Tune how Nextal scores candidate-to-job fit. Adjust the relative weight of skills, experience, salary fit, language levels and location — match the way your organisation evaluates candidates.

Where to find it
Admin app → Templates → Job templates → (open a template) → AI scoring weights
Who can use it
Organisation admins

The AI scoring weights page controls how Nextal computes the candidate-to-job match score. By default, skills carry the most weight; experience comes second. If your organisation values different signals — say location matters more than skills for retail roles — adjust the weights here.

The scoring weights tab inside a Job Template. Each dimension has its own slider; the total adds up to 100%.

Opening the page

  1. Open the admin app

    Navigate to the admin application (separate from the ATS app).

  2. Go to Templates → Job templates

    Find the job template you want to configure.

  3. Open the template and go to the AI scoring weights tab

    The dedicated page for tuning the weights opens inside the template editor.

The scoring dimensions

Each dimension has a weight you can adjust.
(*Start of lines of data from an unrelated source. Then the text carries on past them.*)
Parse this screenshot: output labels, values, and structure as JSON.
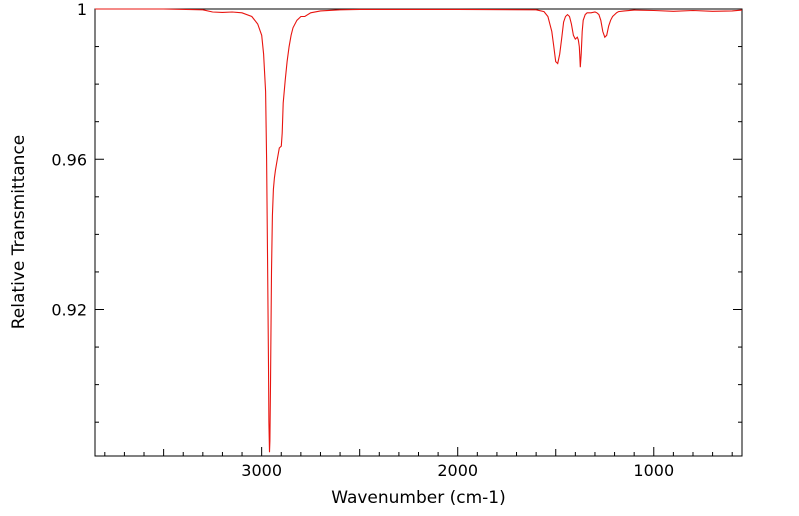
{
  "chart_data": {
    "type": "line",
    "xlabel": "Wavenumber (cm-1)",
    "ylabel": "Relative Transmittance",
    "x_reversed": true,
    "xlim": [
      3850,
      550
    ],
    "ylim": [
      0.881,
      1.0
    ],
    "x_ticks": [
      {
        "value": 3000,
        "label": "3000"
      },
      {
        "value": 2000,
        "label": "2000"
      },
      {
        "value": 1000,
        "label": "1000"
      }
    ],
    "y_ticks": [
      {
        "value": 1.0,
        "label": "1"
      },
      {
        "value": 0.96,
        "label": "0.96"
      },
      {
        "value": 0.92,
        "label": "0.92"
      }
    ],
    "grid": false,
    "line_color": "#e8140f",
    "series": [
      {
        "x": [
          3850,
          3500,
          3300,
          3250,
          3200,
          3150,
          3100,
          3050,
          3020,
          3000,
          2990,
          2980,
          2975,
          2970,
          2965,
          2963,
          2960,
          2958,
          2955,
          2950,
          2945,
          2940,
          2935,
          2930,
          2920,
          2910,
          2900,
          2895,
          2890,
          2880,
          2870,
          2860,
          2850,
          2840,
          2820,
          2800,
          2780,
          2750,
          2700,
          2600,
          2500,
          2000,
          1600,
          1560,
          1540,
          1520,
          1510,
          1500,
          1490,
          1480,
          1470,
          1460,
          1450,
          1440,
          1430,
          1420,
          1410,
          1400,
          1390,
          1385,
          1380,
          1378,
          1375,
          1370,
          1365,
          1360,
          1350,
          1340,
          1320,
          1300,
          1290,
          1280,
          1270,
          1260,
          1250,
          1240,
          1230,
          1220,
          1210,
          1200,
          1190,
          1180,
          1150,
          1100,
          1000,
          900,
          800,
          700,
          600,
          550
        ],
        "y": [
          1.0,
          1.0,
          0.9998,
          0.9992,
          0.9991,
          0.9992,
          0.999,
          0.998,
          0.996,
          0.993,
          0.988,
          0.978,
          0.96,
          0.935,
          0.905,
          0.89,
          0.882,
          0.885,
          0.9,
          0.93,
          0.945,
          0.952,
          0.955,
          0.957,
          0.96,
          0.963,
          0.9635,
          0.967,
          0.975,
          0.981,
          0.986,
          0.99,
          0.993,
          0.995,
          0.997,
          0.998,
          0.998,
          0.999,
          0.9995,
          0.9998,
          0.9999,
          0.9999,
          0.9998,
          0.9993,
          0.998,
          0.994,
          0.99,
          0.986,
          0.9855,
          0.988,
          0.992,
          0.9965,
          0.998,
          0.9985,
          0.998,
          0.996,
          0.993,
          0.992,
          0.9925,
          0.9918,
          0.99,
          0.988,
          0.9845,
          0.988,
          0.994,
          0.997,
          0.9985,
          0.999,
          0.999,
          0.9992,
          0.999,
          0.9985,
          0.997,
          0.994,
          0.9925,
          0.993,
          0.9955,
          0.997,
          0.998,
          0.9985,
          0.999,
          0.9993,
          0.9995,
          0.9997,
          0.9996,
          0.9994,
          0.9996,
          0.9994,
          0.9995,
          0.9997
        ]
      }
    ]
  }
}
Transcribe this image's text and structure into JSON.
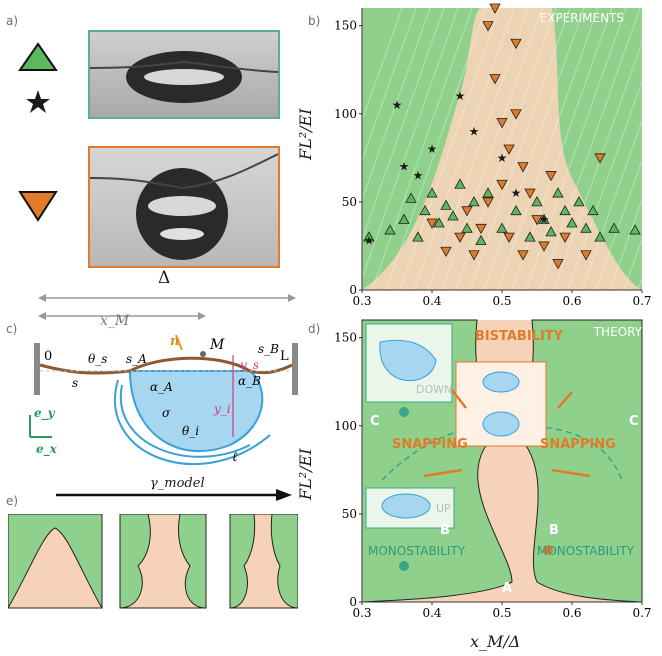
{
  "panels": {
    "a": {
      "letter": "a)"
    },
    "b": {
      "letter": "b)",
      "tag": "EXPERIMENTS"
    },
    "c": {
      "letter": "c)"
    },
    "d": {
      "letter": "d)",
      "tag": "THEORY"
    },
    "e": {
      "letter": "e)"
    }
  },
  "legend": {
    "up_color": "#5cb85c",
    "down_color": "#e07b2a",
    "star_color": "#1a1a1a"
  },
  "delta_label": "Δ",
  "xm_label": "x_M",
  "schematic": {
    "zero": "0",
    "L": "L",
    "n": "n",
    "M": "M",
    "ys": "y_s",
    "sB": "s_B",
    "thetaS": "θ_s",
    "sA": "s_A",
    "s": "s",
    "alphaA": "α_A",
    "alphaB": "α_B",
    "yi": "y_i",
    "sigma": "σ",
    "thetaI": "θ_i",
    "ell": "ℓ",
    "ey": "e_y",
    "ex": "e_x"
  },
  "gamma_label": "γ_model",
  "axes": {
    "y_ticks": [
      "0",
      "50",
      "100",
      "150"
    ],
    "x_ticks": [
      "0.3",
      "0.4",
      "0.5",
      "0.6",
      "0.7"
    ],
    "ylabel": "FL²/EI",
    "xlabel": "x_M/Δ"
  },
  "theory": {
    "bistability": "BISTABILITY",
    "snapping_left": "SNAPPING",
    "snapping_right": "SNAPPING",
    "monostability_left": "MONOSTABILITY",
    "monostability_right": "MONOSTABILITY",
    "down": "DOWN",
    "up": "UP",
    "A": "A",
    "B_left": "B",
    "B_right": "B",
    "C_left": "C",
    "C_right": "C"
  },
  "colors": {
    "green": "#8fd18c",
    "peach": "#f6d3b8",
    "orange": "#e07b2a",
    "teal": "#3aa58a",
    "blue": "#3aa0d8"
  },
  "chart_data": {
    "type": "scatter",
    "xlim": [
      0.3,
      0.7
    ],
    "ylim": [
      0,
      160
    ],
    "xlabel": "x_M/Δ",
    "ylabel": "FL²/EI",
    "series": [
      {
        "values": [
          [
            0.31,
            30
          ],
          [
            0.34,
            34
          ],
          [
            0.36,
            40
          ],
          [
            0.37,
            52
          ],
          [
            0.38,
            30
          ],
          [
            0.39,
            45
          ],
          [
            0.4,
            55
          ],
          [
            0.41,
            38
          ],
          [
            0.42,
            48
          ],
          [
            0.43,
            42
          ],
          [
            0.44,
            60
          ],
          [
            0.45,
            35
          ],
          [
            0.46,
            50
          ],
          [
            0.47,
            28
          ],
          [
            0.48,
            55
          ],
          [
            0.5,
            35
          ],
          [
            0.52,
            45
          ],
          [
            0.54,
            30
          ],
          [
            0.55,
            50
          ],
          [
            0.56,
            40
          ],
          [
            0.57,
            33
          ],
          [
            0.58,
            55
          ],
          [
            0.59,
            45
          ],
          [
            0.6,
            38
          ],
          [
            0.61,
            50
          ],
          [
            0.62,
            35
          ],
          [
            0.63,
            45
          ],
          [
            0.64,
            30
          ],
          [
            0.66,
            35
          ],
          [
            0.69,
            34
          ]
        ]
      },
      {
        "values": [
          [
            0.4,
            38
          ],
          [
            0.42,
            22
          ],
          [
            0.44,
            30
          ],
          [
            0.45,
            45
          ],
          [
            0.46,
            20
          ],
          [
            0.47,
            35
          ],
          [
            0.48,
            50
          ],
          [
            0.48,
            150
          ],
          [
            0.49,
            120
          ],
          [
            0.49,
            160
          ],
          [
            0.5,
            95
          ],
          [
            0.5,
            60
          ],
          [
            0.51,
            80
          ],
          [
            0.51,
            30
          ],
          [
            0.52,
            100
          ],
          [
            0.52,
            140
          ],
          [
            0.53,
            70
          ],
          [
            0.53,
            20
          ],
          [
            0.54,
            55
          ],
          [
            0.55,
            40
          ],
          [
            0.56,
            25
          ],
          [
            0.57,
            65
          ],
          [
            0.58,
            15
          ],
          [
            0.59,
            30
          ],
          [
            0.62,
            20
          ],
          [
            0.64,
            75
          ]
        ]
      },
      {
        "values": [
          [
            0.31,
            28
          ],
          [
            0.35,
            105
          ],
          [
            0.36,
            70
          ],
          [
            0.38,
            65
          ],
          [
            0.4,
            80
          ],
          [
            0.44,
            110
          ],
          [
            0.46,
            90
          ],
          [
            0.5,
            75
          ],
          [
            0.52,
            55
          ],
          [
            0.56,
            40
          ]
        ]
      }
    ]
  }
}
The relative weight determines how much that dimension affects the final match score (out of 100):

DimensionWhat it measures
SkillsOverlap between the candidate’s skills and the job’s required skills.
ExperienceHow well the candidate’s years of experience fit the job’s expected range.
Salary fitWhether the candidate’s salary expectations fit the job’s salary range.
Language levelsWhether the candidate meets the job’s language requirements.
LocationDistance between the candidate and the job location.

Adjusting the weights

  1. Pick a dimension

    Click or drag its slider.

  2. Move the slider

    Higher weight = the dimension counts more in the final score.

  3. Save

    The changes apply to new score computations immediately. Existing scores don’t recalculate retroactively unless you trigger a re-score.

When to tune the weights

  • Your team consistently rates the AI score wrong. If recruiters keep saying “this 85-match isn’t actually a good fit,” lower the weight on whatever the AI is weighting too high.
  • You add a new vertical. Healthcare hiring values language levels and certifications; tech hiring values skills and experience. Different organisations value different things.
  • You change your job description style. If you start listing 30 skills per job (instead of the 5 essential ones), the skills weight might need to come down to compensate.

Who can do what

What you want to doWhat you need
View the pageOrganisation admin access
Adjust and save weightsSame

Tips

  • Change one weight at a time. Bumping three weights at once makes it hard to see which change actually helped your match quality.
  • Re-evaluate quarterly. What works in Q1 may not work in Q4 — market conditions, candidate pool, and your own recruiting priorities all shift.
  • Document why you changed. Drop a note in the comments on a few representative jobs explaining the change — useful when a new teammate asks why the scores look different.